Huge commercial Chinese solid rocket launches 3 satellites from barge in the Yellow Sea

editorSpace News7 hours ago2 Views

HELSINKI — Chinese launch startup Orienspace successfully conducted its second launch late Friday, with a Gravity-1 solid rocket lifting off from a barge in the Yellow Sea.

The second Gravity-1 rocket lifted off at 10:20 p.m. Eastern, Oct. 10 (0220 UTC Oct. 11) from a barge off the coast of Haiyang, Shandong Province, supported by the Haiyang Oriental Spaceport. The rocket climbed into cloudy skies, with exhaust and debris billowing off the specially converted barge.

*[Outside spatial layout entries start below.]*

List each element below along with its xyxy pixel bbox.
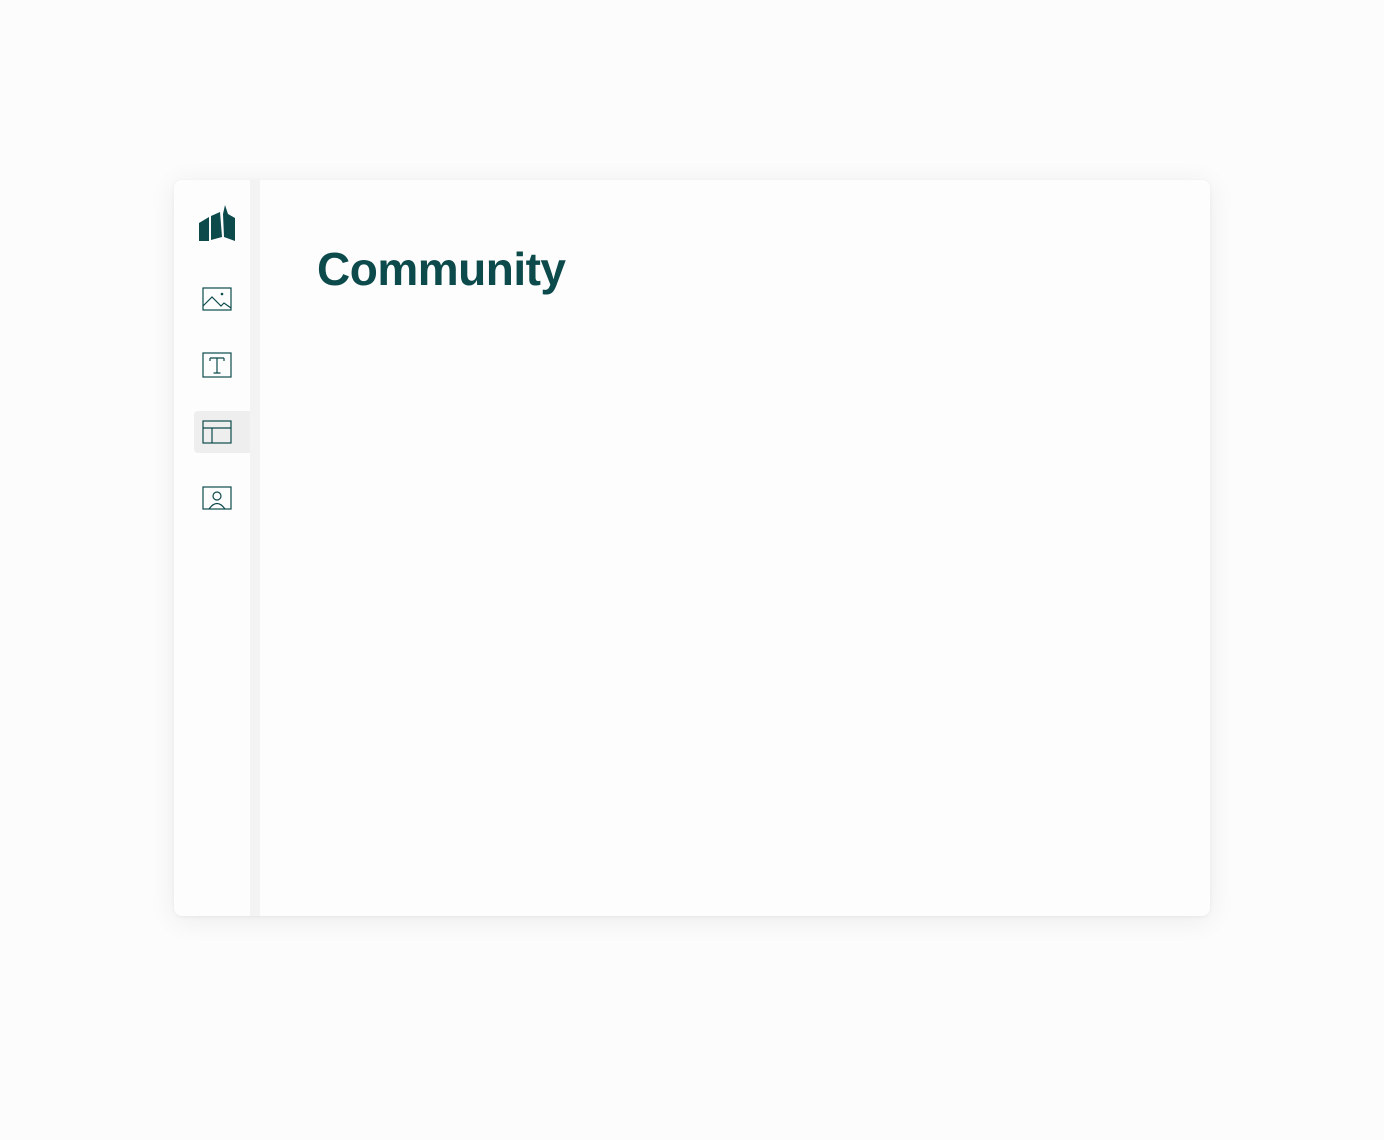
profile-card-icon [202, 486, 232, 510]
sidebar-item-text[interactable] [194, 344, 250, 386]
main-content: Community [260, 180, 1210, 916]
app-window: Community [174, 180, 1210, 916]
sidebar [174, 180, 260, 916]
sidebar-divider [250, 180, 260, 916]
sidebar-item-profile[interactable] [194, 477, 250, 519]
text-icon [202, 352, 232, 378]
sidebar-item-images[interactable] [194, 278, 250, 320]
layout-icon [202, 420, 232, 444]
sidebar-item-layout[interactable] [194, 411, 250, 453]
image-icon [202, 287, 232, 311]
page-title: Community [317, 243, 566, 295]
brand-logo-icon[interactable] [198, 204, 236, 244]
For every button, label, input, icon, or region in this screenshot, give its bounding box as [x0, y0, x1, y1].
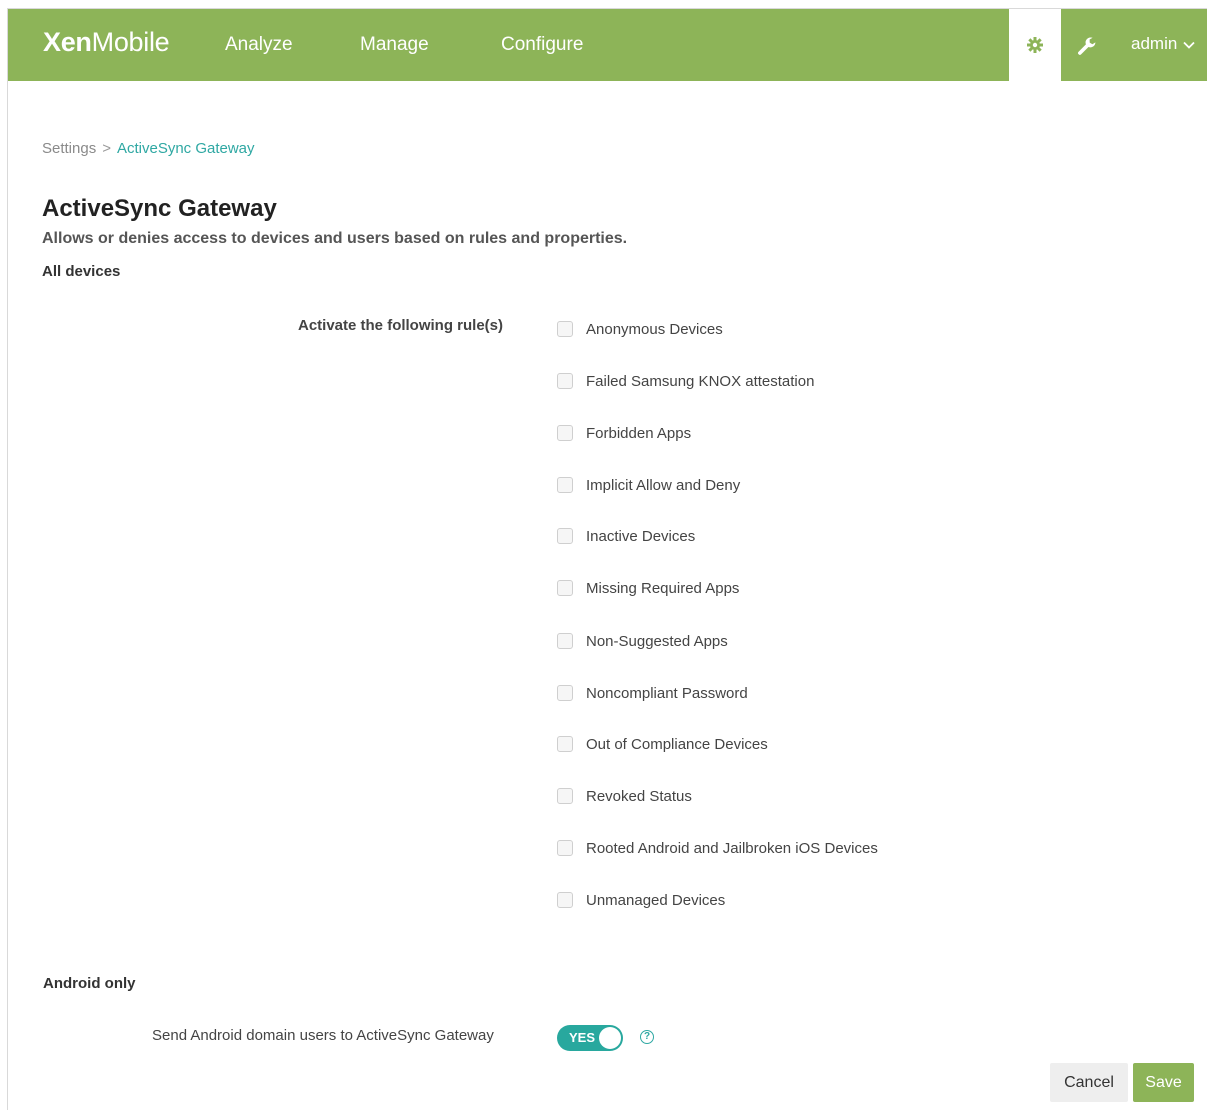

The launch carried three satellites into near-polar orbits: the Jilin-1 Wideband 02B07 Earth observation satellite for Changguang Satellite Technology (CGST), and the Shutian Yuxing-01 and Shutian Yuxing-02 satellites developed by Geespace, the space arm of automaker Geely. 

The Jilin-1 satellite is described as a high-resolution, ultra-wide optical remote-sensing satellite, capable of providing imagery with 0.5-meter resolution and a 150-km swath width. The satellite has already delivered high resolution imagery of a high latitude area of Russia. The two Shutian Yuxing satellites are based on Geespace’s GSP50 50-kilogram-class general purpose platform.

The launch is only the second orbital mission for Orienspace, founded in 2020, following the January 2024 debut flight of the Gravity-1. The company says the rocket underwent multiple internal upgrades along with improved quality stability, production consistency and reliability. Orienspace also provided an official company livestream of the mission, which is uncommon for Chinese launches.

The bulky Gravity-1 rocket consists of three stages and four boosters. It has the capability to loft around 6,500 kg of payload to low Earth orbit (LEO), or 3,700 kg to 700-km sun-synchronous orbit (SSO), when using a kerosene-liquid oxygen third stage.

Geespace last month completed the 64-satellite first phase of an Internet of Things constellation with the launch of a Jielong-3 rocket, also from the Haiyang Oriental Spaceport.

Orienspace says the successful second launch further validated its reliability and capacity for sea-based, multi-satellite constellation deployments. The company is one of a plethora of commercial launch startups aiming to secure contracts to launch satellites for China’s megaconstellation projects, namely Guowang and Qianfan, or Thousand Sails.

The company raised between $27 million and $124 million in B-round funding in August to further support its ambitions, namely the liquid propellant Gravity-2 launcher, which could have its test flight before the end of the year. There has since been a boom in funding Chinese commercial launch companies, including record rounds for Galactic Energy and Space Pioneer.

The reusable Gravity-2 is a 70 meters tall, two-stage reusable kerosene-liquid oxygen propellant rocket with a core diameter of 4.2 meters and a 5.2-meter-wide payload fairing. The company performed a first stage static fire test in July.

According to earlier statements, the Gravity-2 (if powered by nine Yuanli-85 engines as originally planned) can carry 21,500 kg to LEO or 15,000 kg to 500-km SSO. A variant with solid side boosters would be capable of sending 29,000 kg to LEO or around 20,000 kg to SSO. Gravity-2 is just one of a number of new commercial rockets targeting debut flights before the end of the year.

Friday’s launch was China’s 60th orbital launch attempt of 2025, which includes a single failure. The next activity is expected to be a Long March 8A and Long March 12 launches from the commercial spaceport on Hainan island. China is expected to close out the year with further hardware tests related to its crewed lunar program and debut flights of new and potentially reusable launch vehicles from both state-owned and commercial launch service providers.